The reality, however, is that no contest clauses are enforceable when there is no probable cause for bringing the will contest; this office, for example, recently litigated a case in which we had a no contest clause enforced against beneficiaries of an estate and trust. 

Under Peppler, probable cause is defined as “the existence, at the time of the initiation of the proceeding, of evidence which would lead a reasonable person, properly informed and advised, to conclude that there is a substantial likelihood that the contest or attack will be successful.”  Colorado commentators have noted that whether the contesting party had a “substantial likelihood of success” is to be considered in light of the burden of proof and the elements of the claim.  David M. Swank, No-Contest Clauses:  Issues for Drafting and Litigating, 29 Colo.

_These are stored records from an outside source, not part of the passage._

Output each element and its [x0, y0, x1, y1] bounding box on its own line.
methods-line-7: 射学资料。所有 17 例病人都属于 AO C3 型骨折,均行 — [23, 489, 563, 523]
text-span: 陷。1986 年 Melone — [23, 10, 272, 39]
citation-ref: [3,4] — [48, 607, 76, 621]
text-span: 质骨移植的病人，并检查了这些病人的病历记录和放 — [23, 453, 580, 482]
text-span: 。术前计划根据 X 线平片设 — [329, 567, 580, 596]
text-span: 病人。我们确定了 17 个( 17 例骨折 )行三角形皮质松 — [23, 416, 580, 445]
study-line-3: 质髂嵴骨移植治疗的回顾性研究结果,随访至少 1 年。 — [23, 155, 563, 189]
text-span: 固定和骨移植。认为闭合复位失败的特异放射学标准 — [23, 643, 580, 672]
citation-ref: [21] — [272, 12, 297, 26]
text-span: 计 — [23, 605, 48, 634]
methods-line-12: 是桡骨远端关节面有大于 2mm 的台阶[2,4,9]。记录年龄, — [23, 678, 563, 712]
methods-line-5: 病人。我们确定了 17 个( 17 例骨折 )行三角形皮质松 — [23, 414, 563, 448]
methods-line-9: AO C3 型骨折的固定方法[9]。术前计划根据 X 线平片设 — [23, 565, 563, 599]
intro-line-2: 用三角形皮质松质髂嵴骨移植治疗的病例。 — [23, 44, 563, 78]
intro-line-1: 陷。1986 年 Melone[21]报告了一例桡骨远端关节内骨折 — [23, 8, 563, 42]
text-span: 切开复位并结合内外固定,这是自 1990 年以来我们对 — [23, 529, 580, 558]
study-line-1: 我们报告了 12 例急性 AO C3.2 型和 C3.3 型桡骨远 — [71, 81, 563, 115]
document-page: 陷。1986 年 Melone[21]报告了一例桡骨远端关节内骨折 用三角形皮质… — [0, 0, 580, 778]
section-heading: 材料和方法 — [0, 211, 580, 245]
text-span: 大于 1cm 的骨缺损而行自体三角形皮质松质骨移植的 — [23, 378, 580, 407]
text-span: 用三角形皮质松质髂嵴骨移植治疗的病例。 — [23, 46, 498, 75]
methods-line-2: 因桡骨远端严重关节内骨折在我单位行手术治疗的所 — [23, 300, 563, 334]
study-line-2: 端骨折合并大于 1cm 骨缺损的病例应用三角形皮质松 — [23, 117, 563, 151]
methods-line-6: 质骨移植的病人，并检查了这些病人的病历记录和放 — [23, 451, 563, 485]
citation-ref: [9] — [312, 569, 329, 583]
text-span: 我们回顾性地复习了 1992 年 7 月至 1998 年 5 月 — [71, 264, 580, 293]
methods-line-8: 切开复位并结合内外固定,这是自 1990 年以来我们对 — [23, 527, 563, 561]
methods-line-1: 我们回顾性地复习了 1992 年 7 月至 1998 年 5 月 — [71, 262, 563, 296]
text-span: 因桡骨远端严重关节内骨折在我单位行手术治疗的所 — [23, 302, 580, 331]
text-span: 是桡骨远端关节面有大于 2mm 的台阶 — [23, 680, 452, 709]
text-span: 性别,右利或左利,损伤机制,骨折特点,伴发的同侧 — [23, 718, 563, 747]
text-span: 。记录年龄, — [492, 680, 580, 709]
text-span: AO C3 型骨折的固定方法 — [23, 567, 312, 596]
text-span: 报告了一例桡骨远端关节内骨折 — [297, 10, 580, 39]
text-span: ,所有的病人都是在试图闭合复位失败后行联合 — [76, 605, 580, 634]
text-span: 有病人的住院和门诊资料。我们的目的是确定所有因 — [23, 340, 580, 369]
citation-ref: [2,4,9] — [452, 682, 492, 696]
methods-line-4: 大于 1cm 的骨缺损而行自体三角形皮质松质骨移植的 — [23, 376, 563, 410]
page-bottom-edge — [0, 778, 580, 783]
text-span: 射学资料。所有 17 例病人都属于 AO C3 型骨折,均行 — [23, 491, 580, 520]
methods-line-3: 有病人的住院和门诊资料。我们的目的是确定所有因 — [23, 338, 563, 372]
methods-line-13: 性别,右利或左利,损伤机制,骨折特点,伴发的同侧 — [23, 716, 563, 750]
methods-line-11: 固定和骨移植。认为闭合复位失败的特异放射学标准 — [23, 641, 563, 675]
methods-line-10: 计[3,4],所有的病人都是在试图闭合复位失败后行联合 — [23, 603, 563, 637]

Law. 57.  This means that in a challenge to the validity of a will, the contesting party has the ultimate burden to prove by a preponderance of the evidence that the challenged will is invalid because of lack of testamentary capacity, undue influence, fraud, duress, mistake, or revocation.  In determining whether the contesting party was “properly informed and advised”, one factor for the court to consider is whether “the beneficiary relied upon the advice of disinterested counsel sought in good faith after full disclosure of the facts.”  Although “disinterested counsel” is not defined, Colorado commentators have also suggested that “disinterested counsel” does not include the contesting party’s counsel for the will contest because, if the advice of such counsel were sufficient, this factor would be essentially meaningless as nearly every person bringing a contest would be able to meet it.  Id.

As you can see, this probable cause standard has some teeth to it, and complex, fact intensive litigation can arise not only about the challenge to the will itself, but also about whether the no contest clause should be enforced to disinherit the unsuccessful will contestant.  Potential will contestants should, therefore, consider all of the facts, think carefully, and obtain legal advice before bringing a will contest.  Planners should also discuss the issue with their clients before adding a no contest clause to a will, consider whether a challenge to the will is likely and what types of challenges may arise, and make sure that the testator understands that the very tool designed to prevent litigation may itself be the cause of a lawsuit.